In this episode you’ll learn:
Beth’s experience working with veterans and in the emergency room as a social worker
The idea of “knowing better” better but not being able to change your drinking
The risk to licensure for a medical or mental health professional struggling with substances
Emotion intensity and drinking to regulate emotions
How our nervous system works and how it can become dysregulated
Why we are so drawn to drinking alcohol to regulate our nervous system
What the window of tolerance is and how this can increase the risk of turning to alcohol to cope
Why morality (good/bad, strong/weak) has nothing to do with it
How do identify if you have a narrow window of tolerance and how to improve your ability to tolerate emotions
How to learn healthy coping strategies
Beth is a therapist and sober coach living in Austin, TX with her husband and two boys. She has been sober from alcohol for 4.5 years, and now helps other women change their relationship with alcohol through group and 1:1 coaching. Beth also founded Sober Stories, a multimedia platform dedicated to the power of storytelling in the sober space. Sober Stories publishes new podcast episodes every Friday, featuring interviews of folks all across the sober spectrum.
Connect with Beth:
https://wearesoberstories.com/
Podcast: https://podcasts.apple.com/us/podcast/sober-stories/id1612979571
My interview on Sober Stories:
https://podcasts.apple.com/us/podcast/sober-powered-with-gill-tietz-of-sober-powered/id1612979571?i=1000559091670
There were many things that Beth said that really impacted me, but let's talk about 2 of them:
“So much of our drinking comes down to seeking a rapid state change.”
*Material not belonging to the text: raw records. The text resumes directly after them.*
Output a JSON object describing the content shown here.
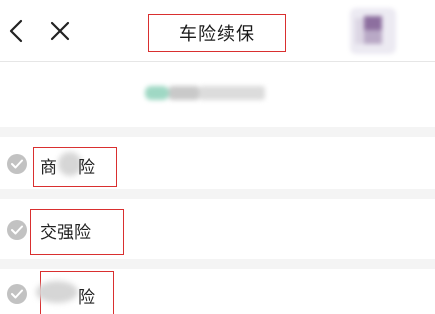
{
  "header": {
    "title": "车险续保",
    "back_icon": "chevron-left-icon",
    "close_icon": "close-icon"
  },
  "options": [
    {
      "label_visible_start": "商",
      "label_visible_end": "险"
    },
    {
      "label": "交强险"
    },
    {
      "label_visible_end": "险"
    }
  ],
  "colors": {
    "highlight_box": "#d92f2f",
    "radio_icon": "#c2c2c2",
    "section_gap": "#f4f4f4"
  }
}
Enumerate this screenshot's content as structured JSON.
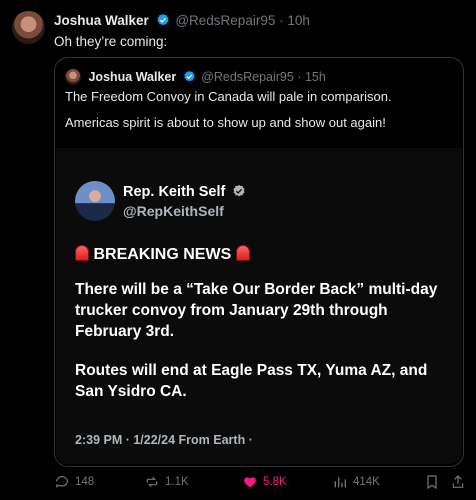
{
  "post": {
    "author_name": "Joshua Walker",
    "handle": "@RedsRepair95",
    "separator": "·",
    "time": "10h",
    "text": "Oh they’re coming:"
  },
  "quote": {
    "author_name": "Joshua Walker",
    "handle": "@RedsRepair95",
    "separator": "·",
    "time": "15h",
    "line1": "The Freedom Convoy in Canada will pale in comparison.",
    "line2": "Americas spirit is about to show up and show out again!"
  },
  "media": {
    "name": "Rep. Keith Self",
    "handle": "@RepKeithSelf",
    "breaking": "BREAKING NEWS",
    "para1": "There will be a “Take Our Border Back” multi-day trucker convoy from January 29th through February 3rd.",
    "para2": "Routes will end at Eagle Pass TX, Yuma AZ, and San Ysidro CA.",
    "timestamp": "2:39 PM · 1/22/24 From Earth ·"
  },
  "actions": {
    "replies": "148",
    "reposts": "1.1K",
    "likes": "5.8K",
    "views": "414K"
  },
  "colors": {
    "verified": "#1d9bf0",
    "like": "#f91880",
    "muted": "#71767b"
  }
}
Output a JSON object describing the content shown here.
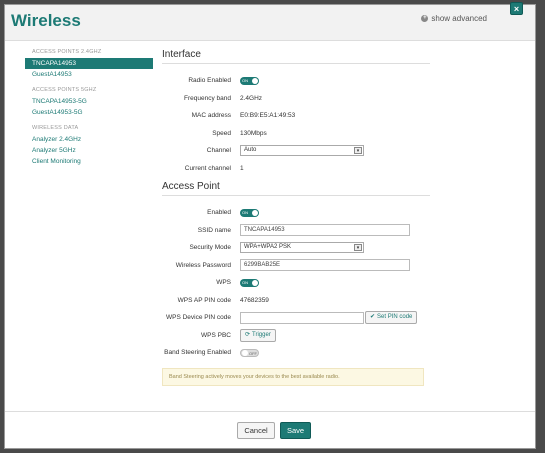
{
  "header": {
    "title": "Wireless",
    "show_advanced": "show advanced",
    "close": "×"
  },
  "sidebar": {
    "group1": "ACCESS POINTS 2.4GHZ",
    "items1": [
      "TNCAPA14953",
      "GuestA14953"
    ],
    "group2": "ACCESS POINTS 5GHZ",
    "items2": [
      "TNCAPA14953-5G",
      "GuestA14953-5G"
    ],
    "group3": "WIRELESS DATA",
    "items3": [
      "Analyzer 2.4GHz",
      "Analyzer 5GHz",
      "Client Monitoring"
    ]
  },
  "interface": {
    "title": "Interface",
    "radio_label": "Radio Enabled",
    "radio_toggle": "ON",
    "freq_label": "Frequency band",
    "freq_value": "2.4GHz",
    "mac_label": "MAC address",
    "mac_value": "E0:B9:E5:A1:49:53",
    "speed_label": "Speed",
    "speed_value": "130Mbps",
    "channel_label": "Channel",
    "channel_value": "Auto",
    "current_label": "Current channel",
    "current_value": "1"
  },
  "access_point": {
    "title": "Access Point",
    "enabled_label": "Enabled",
    "enabled_toggle": "ON",
    "ssid_label": "SSID name",
    "ssid_value": "TNCAPA14953",
    "security_label": "Security Mode",
    "security_value": "WPA+WPA2 PSK",
    "password_label": "Wireless Password",
    "password_value": "6299BAB25E",
    "wps_label": "WPS",
    "wps_toggle": "ON",
    "pin_label": "WPS AP PIN code",
    "pin_value": "47682359",
    "device_pin_label": "WPS Device PIN code",
    "device_pin_value": "",
    "set_pin_button": "Set PIN code",
    "pbc_label": "WPS PBC",
    "trigger_button": "Trigger",
    "band_label": "Band Steering Enabled",
    "band_toggle": "OFF",
    "note": "Band Steering actively moves your devices to the best available radio."
  },
  "footer": {
    "cancel": "Cancel",
    "save": "Save"
  }
}
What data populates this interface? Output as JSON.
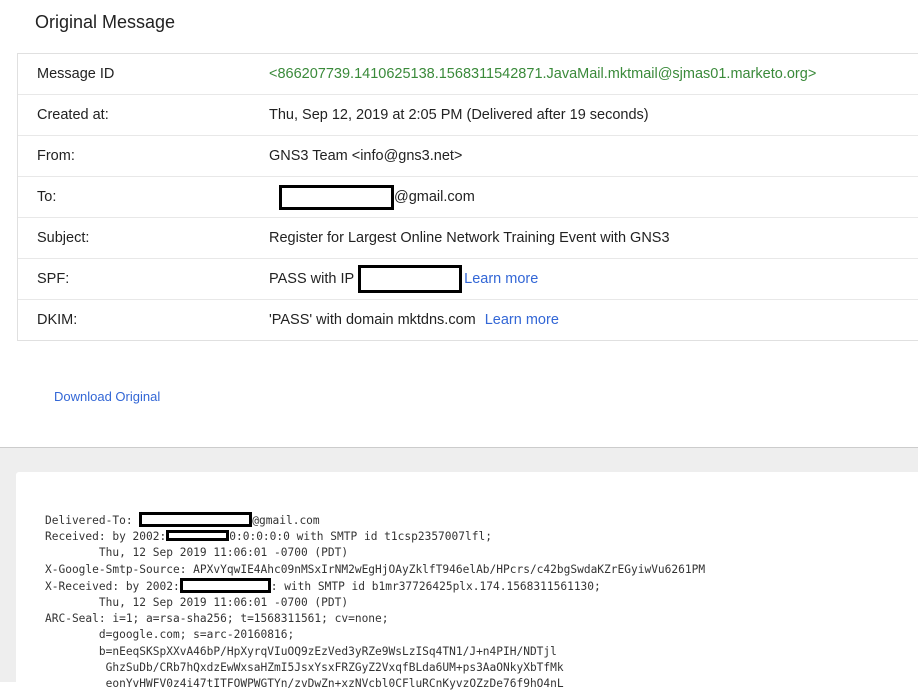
{
  "page": {
    "title": "Original Message"
  },
  "details": {
    "rows": [
      {
        "label": "Message ID",
        "value": "<866207739.1410625138.1568311542871.JavaMail.mktmail@sjmas01.marketo.org>"
      },
      {
        "label": "Created at:",
        "value": "Thu, Sep 12, 2019 at 2:05 PM (Delivered after 19 seconds)"
      },
      {
        "label": "From:",
        "value": "GNS3 Team <info@gns3.net>"
      },
      {
        "label": "To:",
        "value_suffix": "@gmail.com"
      },
      {
        "label": "Subject:",
        "value": "Register for Largest Online Network Training Event with GNS3"
      },
      {
        "label": "SPF:",
        "value_prefix": "PASS with IP",
        "link": "Learn more"
      },
      {
        "label": "DKIM:",
        "value": "'PASS' with domain mktdns.com",
        "link": "Learn more"
      }
    ]
  },
  "actions": {
    "download_label": "Download Original"
  },
  "raw": {
    "lines": {
      "l1a": "Delivered-To: ",
      "l1b": "@gmail.com",
      "l2a": "Received: by 2002:",
      "l2b": "0:0:0:0:0 with SMTP id t1csp2357007lfl;",
      "l3": "        Thu, 12 Sep 2019 11:06:01 -0700 (PDT)",
      "l4": "X-Google-Smtp-Source: APXvYqwIE4Ahc09nMSxIrNM2wEgHjOAyZklfT946elAb/HPcrs/c42bgSwdaKZrEGyiwVu6261PM",
      "l5a": "X-Received: by 2002:",
      "l5b": ": with SMTP id b1mr37726425plx.174.1568311561130;",
      "l6": "        Thu, 12 Sep 2019 11:06:01 -0700 (PDT)",
      "l7": "ARC-Seal: i=1; a=rsa-sha256; t=1568311561; cv=none;",
      "l8": "        d=google.com; s=arc-20160816;",
      "l9": "        b=nEeqSKSpXXvA46bP/HpXyrqVIuOQ9zEzVed3yRZe9WsLzISq4TN1/J+n4PIH/NDTjl",
      "l10": "         GhzSuDb/CRb7hQxdzEwWxsaHZmI5JsxYsxFRZGyZ2VxqfBLda6UM+ps3AaONkyXbTfMk",
      "l11": "         eonYvHWFV0z4i47tITFOWPWGTYn/zvDwZn+xzNVcbl0CFluRCnKyvzOZzDe76f9hO4nL"
    }
  }
}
That's the goal right? To change our mood as quickly as possible. It doesn't matter if we're happy and want to be even more happy, having fun and want to have even more fun, or if we're changing negative moods into feeling calm or safe. We get stuck in this loop of instant gratification and when we try to quit drinking it's hard to get used to real life. In real life we can't instantly change our moods, we have to work for it.
“Even though the other things will work, they won’t work as fast (as alcohol does), they might not be as effective at getting us into our window of tolerance, but we do it anyway. And we do it anyway because its all in service of letting our nervous system heal and return to a more stable baseline.”
Doing the work is the critical. I couldn't handle anything in early sobriety because I had trained myself for so many years to rely on alcohol to regulate my mood and nervous system. Over time, I've learned to increase my window of tolerance, and it starts by doing the stupid stuff that you don't want to do (like going on a rage walk!)
Cite this episode
Bowen, B. Tietz, G. Episode 102: Alcohol and Your Dysregulated Nervous System With Beth Bowen, LMSW. Sober Powered. 2022.